Materials and methods: This cross-sectional study involved 65 obese children (m/f=33/32, mean age 13.5±0.5 years) and 65 mothers. Obesity was defined as BMI scores at or above the 97th percentile for age and gender. Psychological examination was conducted by Eidemiller test of family education and IEG-Kind test. All the analyses were performed with the Statistics 6.0 software, P-value <0.05 was accepting as statistically significant. ANOVA test was used for unpaired data.

Results: Significant gender differences (P<0.05) were observed on the criteria: food remedy against the emotional stress, food as a problem; food restriction, fear of weight gain. In the girls group at the early puberty stage were revealed a negative correlation with BMI criteria: power and dependency needs for food (r=−0.36); importance and influence of foods (r=−0.41); forcing parents (r=−0.45).

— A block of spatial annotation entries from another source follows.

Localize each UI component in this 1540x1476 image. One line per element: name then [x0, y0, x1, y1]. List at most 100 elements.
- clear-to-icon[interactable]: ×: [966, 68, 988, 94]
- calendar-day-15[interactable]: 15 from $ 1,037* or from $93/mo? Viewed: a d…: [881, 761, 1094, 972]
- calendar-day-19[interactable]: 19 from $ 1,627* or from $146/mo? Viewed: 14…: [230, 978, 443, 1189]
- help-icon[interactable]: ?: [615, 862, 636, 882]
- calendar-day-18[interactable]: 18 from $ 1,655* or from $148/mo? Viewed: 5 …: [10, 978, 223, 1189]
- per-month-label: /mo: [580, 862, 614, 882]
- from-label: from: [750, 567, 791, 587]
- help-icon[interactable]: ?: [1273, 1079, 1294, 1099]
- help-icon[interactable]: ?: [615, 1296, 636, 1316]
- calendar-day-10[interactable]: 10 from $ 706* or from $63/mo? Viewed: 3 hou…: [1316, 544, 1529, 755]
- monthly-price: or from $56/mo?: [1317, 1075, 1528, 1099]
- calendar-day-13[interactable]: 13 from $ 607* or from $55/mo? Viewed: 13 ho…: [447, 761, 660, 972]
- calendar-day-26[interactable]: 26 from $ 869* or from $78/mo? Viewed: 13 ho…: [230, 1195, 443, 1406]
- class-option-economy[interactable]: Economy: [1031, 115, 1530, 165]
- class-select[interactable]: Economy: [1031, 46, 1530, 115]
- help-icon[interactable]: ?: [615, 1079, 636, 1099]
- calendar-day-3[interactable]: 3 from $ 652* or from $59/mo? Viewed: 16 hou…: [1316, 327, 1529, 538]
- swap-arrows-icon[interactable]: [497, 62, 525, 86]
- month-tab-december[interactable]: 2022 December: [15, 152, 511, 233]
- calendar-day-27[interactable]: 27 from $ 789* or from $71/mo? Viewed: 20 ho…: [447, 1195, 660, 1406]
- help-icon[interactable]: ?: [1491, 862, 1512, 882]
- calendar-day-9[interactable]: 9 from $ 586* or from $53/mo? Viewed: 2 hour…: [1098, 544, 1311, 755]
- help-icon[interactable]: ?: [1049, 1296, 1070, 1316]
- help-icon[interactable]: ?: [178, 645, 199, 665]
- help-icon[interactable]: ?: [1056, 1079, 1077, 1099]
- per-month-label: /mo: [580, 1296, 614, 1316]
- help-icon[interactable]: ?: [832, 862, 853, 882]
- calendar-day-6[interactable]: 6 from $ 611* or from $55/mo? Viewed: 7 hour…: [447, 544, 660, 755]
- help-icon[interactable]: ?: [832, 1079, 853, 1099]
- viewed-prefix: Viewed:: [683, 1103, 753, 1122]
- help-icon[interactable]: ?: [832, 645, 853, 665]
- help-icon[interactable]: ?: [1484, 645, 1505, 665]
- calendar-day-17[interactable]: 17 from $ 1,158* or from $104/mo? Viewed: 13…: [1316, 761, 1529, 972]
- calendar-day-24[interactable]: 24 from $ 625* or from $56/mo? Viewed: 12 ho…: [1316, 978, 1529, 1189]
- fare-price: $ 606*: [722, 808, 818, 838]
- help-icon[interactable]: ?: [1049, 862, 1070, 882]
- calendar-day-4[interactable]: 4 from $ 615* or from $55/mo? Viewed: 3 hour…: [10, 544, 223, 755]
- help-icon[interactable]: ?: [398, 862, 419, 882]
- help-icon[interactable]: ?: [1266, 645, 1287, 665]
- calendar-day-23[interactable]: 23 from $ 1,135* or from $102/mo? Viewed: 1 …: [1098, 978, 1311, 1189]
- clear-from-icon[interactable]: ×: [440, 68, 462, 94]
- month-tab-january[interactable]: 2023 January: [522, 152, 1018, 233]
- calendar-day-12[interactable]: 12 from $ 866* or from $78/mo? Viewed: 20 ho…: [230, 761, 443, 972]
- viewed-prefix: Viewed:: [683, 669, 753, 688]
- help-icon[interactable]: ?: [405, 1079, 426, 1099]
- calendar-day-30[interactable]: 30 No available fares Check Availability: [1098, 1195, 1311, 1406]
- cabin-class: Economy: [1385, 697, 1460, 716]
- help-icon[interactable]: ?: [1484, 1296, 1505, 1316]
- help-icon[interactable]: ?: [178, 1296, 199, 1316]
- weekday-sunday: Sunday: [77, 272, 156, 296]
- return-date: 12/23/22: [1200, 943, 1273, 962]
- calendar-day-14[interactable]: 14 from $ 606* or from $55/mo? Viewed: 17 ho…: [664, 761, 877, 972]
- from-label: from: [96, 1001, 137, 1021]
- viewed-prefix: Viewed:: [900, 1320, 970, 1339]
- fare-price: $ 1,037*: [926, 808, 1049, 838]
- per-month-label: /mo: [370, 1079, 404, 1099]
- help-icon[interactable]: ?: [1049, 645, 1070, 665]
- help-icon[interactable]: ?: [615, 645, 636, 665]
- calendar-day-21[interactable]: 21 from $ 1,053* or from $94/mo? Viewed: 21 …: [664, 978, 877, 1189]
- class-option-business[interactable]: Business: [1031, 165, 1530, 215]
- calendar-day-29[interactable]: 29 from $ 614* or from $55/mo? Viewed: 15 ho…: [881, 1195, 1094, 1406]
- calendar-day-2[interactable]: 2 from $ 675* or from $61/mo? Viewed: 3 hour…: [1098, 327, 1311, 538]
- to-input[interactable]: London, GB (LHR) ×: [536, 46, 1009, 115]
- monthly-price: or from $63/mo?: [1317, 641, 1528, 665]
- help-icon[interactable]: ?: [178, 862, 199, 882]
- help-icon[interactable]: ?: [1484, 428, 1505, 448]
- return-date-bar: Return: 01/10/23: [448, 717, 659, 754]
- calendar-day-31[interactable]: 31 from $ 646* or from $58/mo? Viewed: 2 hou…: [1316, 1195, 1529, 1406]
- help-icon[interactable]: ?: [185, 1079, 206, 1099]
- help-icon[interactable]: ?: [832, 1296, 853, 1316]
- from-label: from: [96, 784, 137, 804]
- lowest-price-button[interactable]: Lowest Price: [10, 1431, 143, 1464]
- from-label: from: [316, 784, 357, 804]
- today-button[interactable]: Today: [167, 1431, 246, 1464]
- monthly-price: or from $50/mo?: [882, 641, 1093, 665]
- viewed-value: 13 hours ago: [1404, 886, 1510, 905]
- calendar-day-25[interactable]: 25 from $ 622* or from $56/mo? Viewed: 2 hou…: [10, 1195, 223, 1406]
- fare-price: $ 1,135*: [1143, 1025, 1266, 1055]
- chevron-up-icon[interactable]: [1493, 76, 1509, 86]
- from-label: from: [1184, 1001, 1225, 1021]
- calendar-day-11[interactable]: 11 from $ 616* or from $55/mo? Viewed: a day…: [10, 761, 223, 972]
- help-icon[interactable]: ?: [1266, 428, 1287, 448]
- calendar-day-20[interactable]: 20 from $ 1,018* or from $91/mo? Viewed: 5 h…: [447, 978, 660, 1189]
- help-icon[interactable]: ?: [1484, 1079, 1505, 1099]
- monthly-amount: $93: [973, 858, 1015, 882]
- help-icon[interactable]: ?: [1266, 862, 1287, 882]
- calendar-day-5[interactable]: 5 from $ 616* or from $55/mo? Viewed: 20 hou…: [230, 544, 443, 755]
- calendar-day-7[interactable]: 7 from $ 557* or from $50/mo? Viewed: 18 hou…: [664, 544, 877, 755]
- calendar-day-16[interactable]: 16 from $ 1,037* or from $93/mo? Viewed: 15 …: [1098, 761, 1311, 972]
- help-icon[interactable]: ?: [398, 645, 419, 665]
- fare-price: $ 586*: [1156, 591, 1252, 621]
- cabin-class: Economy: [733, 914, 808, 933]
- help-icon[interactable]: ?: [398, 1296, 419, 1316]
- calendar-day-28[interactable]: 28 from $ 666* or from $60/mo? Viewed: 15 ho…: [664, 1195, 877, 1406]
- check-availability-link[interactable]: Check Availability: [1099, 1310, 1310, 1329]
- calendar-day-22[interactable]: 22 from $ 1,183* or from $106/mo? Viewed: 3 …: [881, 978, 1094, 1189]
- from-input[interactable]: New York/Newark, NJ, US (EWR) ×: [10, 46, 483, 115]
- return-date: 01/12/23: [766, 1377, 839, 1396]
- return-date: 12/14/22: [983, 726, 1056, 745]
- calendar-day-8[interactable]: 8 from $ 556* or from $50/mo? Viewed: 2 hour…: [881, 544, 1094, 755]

In older age girls a correlation BMI and points of IEG-Kind were observed: food as a remedy against stress (r=0.41); strength and the need for food (r=0.38); dissatisfaction with their Default (r=0.45) noted increased correlation BMI and coercion by parents (r=−0.78). Two tests correlation analysis found differences depending on the stage of pubertat stage: in early puberty marked by a strong relationship between parents and the child’s body weight (r=0.53), increased fear of its increasing (r=0.56). Before pubertat group increased importance of food as a remedy against stress, excessive demands by the parents, satisfaction of requirements. Correlation between body’s dissatisfaction and lack of child care parents were observed (r=0.71).

Conclusion: Findings indicated on the sex and age differences regarding its own body, restriction of food in children with obesity.